Big man Bradley Ezewiro has been a bright spot defensively, but foul trouble has hampered his effectiveness. He commits 6 fouls per 40 minutes, though he has reined it in to 4.4 in conference play. He's a good rebounder at both ends (when he isn't fouling).
Past that, wing Wayne Bristol has shot pretty well but can't defend or rebound and turns the ball over too much. Guard Denver Angling has an ORtg of 61.5 in conference games, which is just untenably bad. Nobody heretofore unmentioned has featured in even half of the Hoyas' Big East games.
-What is Xavier's true level? Did we witness a team playing way over its head crash to earth at DePaul? Or did a second weekend tournament team have a random off night the same time as a an opponent got scalding hot? The truth probably lies somewhere in the middle, but if Xavier wants to win the league, they're going to need to find a way to win games when shots aren't falling.
-Can Xavier defend at all? It hasn't looked like it so far. Despite being comfortably in the top 25 of most reputable ranking systems, Xavier hasn't had many games where they just boat raced an opponent. That is down entirely to an inability to string together 40 - or sometimes even 20 - minutes of defense. Georgetown is a bad offensive team; the Muskies have a chance to get healthy at home.
-Is fatigue setting in? Sometimes shots just don't fall, but it's often the case that heavy legs keep shooters from being effective. Souley Boum is first in the league in minutes percentage and Colby Jones is fifth. Maybe they both randomly had off nights during the same game, but I'd feel better about March if we could find a way to give those guys a break in January and February.
-Reset. Losing is never fun, and especially not when it is to DePaul. Despite never being very good, they've managed to be a thorn in Xavier's side since the Muskies joined the league. That game is over now. The only thing that matters today is Georgetown. Xavier needs to come out with amnesia and move forward with the season.
-Keep the gas pedal pinned. This team has a weird habit of ripping off like 15 points on 5-6 shooting before the first media timeout and then completely going flat for a stretch. I'm at a loss to explain it, but it's how games that should be blowouts turn into dogfights and occasionally losses. Should Xavier be blessed with a chance to get on top early, they need to hold momentum throughout.

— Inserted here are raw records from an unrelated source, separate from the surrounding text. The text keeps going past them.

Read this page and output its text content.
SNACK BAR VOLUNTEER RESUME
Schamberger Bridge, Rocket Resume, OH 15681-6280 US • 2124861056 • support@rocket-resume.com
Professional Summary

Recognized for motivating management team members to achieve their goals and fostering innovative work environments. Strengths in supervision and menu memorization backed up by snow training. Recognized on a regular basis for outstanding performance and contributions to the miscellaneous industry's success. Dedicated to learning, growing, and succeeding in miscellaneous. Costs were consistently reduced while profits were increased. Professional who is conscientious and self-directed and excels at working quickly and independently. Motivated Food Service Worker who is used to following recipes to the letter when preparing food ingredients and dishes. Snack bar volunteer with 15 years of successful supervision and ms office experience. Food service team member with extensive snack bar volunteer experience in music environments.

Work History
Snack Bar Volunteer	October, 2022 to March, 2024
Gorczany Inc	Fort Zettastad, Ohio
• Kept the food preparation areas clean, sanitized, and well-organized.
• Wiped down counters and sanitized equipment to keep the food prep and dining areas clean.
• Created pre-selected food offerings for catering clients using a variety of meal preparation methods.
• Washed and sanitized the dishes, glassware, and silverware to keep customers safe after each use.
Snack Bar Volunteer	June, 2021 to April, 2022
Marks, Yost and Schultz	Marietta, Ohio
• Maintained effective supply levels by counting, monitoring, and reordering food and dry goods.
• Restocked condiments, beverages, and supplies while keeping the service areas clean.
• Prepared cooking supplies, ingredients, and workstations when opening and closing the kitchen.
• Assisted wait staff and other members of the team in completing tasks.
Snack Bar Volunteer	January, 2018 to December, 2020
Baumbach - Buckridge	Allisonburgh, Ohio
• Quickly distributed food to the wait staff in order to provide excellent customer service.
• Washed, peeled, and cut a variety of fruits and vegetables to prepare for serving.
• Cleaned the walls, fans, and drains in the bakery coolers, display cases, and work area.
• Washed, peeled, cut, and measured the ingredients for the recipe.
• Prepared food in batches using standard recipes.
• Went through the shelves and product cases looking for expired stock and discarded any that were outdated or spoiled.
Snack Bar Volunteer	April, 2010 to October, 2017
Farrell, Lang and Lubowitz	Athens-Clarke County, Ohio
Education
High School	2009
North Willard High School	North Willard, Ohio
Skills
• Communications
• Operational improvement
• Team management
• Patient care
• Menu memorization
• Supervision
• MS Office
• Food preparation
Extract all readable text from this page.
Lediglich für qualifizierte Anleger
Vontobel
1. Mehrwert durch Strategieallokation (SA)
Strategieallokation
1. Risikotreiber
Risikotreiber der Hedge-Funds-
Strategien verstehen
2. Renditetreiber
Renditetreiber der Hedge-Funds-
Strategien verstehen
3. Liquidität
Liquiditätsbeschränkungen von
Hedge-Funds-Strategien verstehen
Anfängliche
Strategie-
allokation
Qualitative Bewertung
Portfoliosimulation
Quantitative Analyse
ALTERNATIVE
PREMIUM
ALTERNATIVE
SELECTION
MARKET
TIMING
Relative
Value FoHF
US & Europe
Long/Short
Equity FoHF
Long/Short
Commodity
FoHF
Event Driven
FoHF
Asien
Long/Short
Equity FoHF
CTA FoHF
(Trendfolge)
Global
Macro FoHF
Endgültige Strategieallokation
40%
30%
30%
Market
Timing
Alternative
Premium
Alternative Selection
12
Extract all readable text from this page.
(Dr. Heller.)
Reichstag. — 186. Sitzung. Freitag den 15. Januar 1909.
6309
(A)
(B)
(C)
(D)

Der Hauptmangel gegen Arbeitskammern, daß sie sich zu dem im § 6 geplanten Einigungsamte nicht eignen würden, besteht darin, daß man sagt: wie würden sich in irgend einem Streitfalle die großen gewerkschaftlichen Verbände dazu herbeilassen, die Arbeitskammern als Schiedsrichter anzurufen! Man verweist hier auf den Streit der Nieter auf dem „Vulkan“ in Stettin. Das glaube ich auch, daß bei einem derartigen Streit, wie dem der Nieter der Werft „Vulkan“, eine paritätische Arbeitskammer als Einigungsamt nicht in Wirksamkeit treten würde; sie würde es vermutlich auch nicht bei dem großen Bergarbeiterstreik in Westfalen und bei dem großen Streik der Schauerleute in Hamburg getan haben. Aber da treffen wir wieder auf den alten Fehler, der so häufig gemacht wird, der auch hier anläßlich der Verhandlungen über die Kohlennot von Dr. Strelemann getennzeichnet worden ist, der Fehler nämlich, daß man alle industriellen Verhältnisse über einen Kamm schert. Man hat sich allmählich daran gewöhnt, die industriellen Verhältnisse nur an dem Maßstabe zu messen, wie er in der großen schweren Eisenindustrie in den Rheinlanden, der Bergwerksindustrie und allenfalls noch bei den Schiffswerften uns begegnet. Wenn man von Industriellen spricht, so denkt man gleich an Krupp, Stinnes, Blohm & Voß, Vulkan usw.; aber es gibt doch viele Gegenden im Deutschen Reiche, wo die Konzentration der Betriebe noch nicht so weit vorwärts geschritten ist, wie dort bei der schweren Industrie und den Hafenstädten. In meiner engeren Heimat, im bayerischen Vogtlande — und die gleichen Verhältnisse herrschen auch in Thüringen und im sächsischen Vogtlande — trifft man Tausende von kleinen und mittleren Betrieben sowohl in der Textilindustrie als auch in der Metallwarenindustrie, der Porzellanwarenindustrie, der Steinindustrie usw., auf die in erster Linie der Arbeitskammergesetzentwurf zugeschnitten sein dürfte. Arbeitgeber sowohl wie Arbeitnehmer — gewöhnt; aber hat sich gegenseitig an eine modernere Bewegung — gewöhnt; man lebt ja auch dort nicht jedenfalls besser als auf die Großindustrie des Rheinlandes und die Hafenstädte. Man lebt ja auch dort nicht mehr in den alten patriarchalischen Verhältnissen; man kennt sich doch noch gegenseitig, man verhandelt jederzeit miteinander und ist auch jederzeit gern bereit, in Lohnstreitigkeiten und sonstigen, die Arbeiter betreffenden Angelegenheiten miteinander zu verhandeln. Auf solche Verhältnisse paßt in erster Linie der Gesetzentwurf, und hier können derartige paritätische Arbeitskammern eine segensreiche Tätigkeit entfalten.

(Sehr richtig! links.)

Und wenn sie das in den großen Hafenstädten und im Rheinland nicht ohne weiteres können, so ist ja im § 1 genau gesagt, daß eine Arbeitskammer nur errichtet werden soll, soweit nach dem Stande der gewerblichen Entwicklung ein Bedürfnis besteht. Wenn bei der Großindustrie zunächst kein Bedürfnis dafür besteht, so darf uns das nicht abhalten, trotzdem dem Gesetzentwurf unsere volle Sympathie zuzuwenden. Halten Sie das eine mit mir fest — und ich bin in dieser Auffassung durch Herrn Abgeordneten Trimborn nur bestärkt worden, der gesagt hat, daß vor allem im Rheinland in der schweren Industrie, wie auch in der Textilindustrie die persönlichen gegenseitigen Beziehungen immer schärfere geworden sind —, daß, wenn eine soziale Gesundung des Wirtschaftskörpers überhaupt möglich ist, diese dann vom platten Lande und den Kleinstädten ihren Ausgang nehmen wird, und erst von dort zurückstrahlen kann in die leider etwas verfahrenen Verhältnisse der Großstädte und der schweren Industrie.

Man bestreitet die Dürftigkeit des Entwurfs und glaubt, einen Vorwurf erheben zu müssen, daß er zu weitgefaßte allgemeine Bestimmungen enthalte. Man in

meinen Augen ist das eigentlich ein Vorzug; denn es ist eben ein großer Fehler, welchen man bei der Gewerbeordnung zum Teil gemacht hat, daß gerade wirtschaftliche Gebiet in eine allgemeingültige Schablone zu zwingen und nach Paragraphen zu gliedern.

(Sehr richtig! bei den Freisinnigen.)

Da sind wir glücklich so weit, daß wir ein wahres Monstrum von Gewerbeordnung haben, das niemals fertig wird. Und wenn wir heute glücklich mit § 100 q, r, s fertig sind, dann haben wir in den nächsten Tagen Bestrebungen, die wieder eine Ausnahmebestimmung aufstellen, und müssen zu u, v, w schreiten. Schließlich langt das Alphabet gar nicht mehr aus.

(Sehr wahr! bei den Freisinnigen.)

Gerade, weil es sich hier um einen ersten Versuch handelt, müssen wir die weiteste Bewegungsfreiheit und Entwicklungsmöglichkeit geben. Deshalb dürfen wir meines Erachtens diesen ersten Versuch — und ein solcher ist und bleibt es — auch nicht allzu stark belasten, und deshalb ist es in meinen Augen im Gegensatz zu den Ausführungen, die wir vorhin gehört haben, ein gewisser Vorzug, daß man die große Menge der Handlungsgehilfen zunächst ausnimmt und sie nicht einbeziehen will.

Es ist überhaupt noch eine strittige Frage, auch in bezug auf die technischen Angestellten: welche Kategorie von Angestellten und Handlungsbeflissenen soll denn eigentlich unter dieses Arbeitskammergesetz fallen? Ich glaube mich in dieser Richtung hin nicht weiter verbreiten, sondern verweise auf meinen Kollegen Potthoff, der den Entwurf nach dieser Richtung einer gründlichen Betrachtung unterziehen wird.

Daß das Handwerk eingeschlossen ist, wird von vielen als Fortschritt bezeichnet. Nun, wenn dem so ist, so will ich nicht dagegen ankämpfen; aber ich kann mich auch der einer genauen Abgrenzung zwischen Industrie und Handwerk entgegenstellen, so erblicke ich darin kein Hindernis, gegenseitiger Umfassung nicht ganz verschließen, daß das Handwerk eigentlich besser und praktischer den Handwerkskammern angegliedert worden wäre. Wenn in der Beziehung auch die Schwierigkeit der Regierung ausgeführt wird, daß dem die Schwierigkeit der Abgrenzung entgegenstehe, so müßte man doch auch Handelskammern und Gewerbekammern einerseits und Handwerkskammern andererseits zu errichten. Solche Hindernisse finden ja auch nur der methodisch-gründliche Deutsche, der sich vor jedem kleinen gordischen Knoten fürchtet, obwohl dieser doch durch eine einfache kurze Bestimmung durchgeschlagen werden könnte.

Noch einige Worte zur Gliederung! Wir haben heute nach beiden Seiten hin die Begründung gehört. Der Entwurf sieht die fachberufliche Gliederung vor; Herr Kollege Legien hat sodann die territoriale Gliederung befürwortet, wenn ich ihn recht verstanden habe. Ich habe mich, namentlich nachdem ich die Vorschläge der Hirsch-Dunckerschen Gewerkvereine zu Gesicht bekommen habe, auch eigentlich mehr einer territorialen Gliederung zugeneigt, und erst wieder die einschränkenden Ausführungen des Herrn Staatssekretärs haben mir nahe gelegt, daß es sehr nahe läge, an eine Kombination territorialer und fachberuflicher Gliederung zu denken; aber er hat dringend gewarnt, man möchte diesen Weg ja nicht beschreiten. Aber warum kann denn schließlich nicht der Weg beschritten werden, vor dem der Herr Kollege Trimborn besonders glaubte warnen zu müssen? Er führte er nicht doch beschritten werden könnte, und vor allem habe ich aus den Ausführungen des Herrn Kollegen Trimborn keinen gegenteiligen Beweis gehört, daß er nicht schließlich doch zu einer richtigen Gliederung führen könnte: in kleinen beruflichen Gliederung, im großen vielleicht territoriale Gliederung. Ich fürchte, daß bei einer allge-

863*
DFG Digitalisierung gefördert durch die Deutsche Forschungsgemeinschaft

-Attack through the middle. Georgetown's guards are remarkably stingy in giving away fouls, but Wahab, Ezewiro, and Mozone are all very foul prone. It was ultimately a lack of big bodies that could stay out of foul trouble that doomed Georgetown against Villanova. Obviously we're all hoping this turns into a romp and it's not a concern, but if it stays tight, Xavier may rue not forcing the paint early on.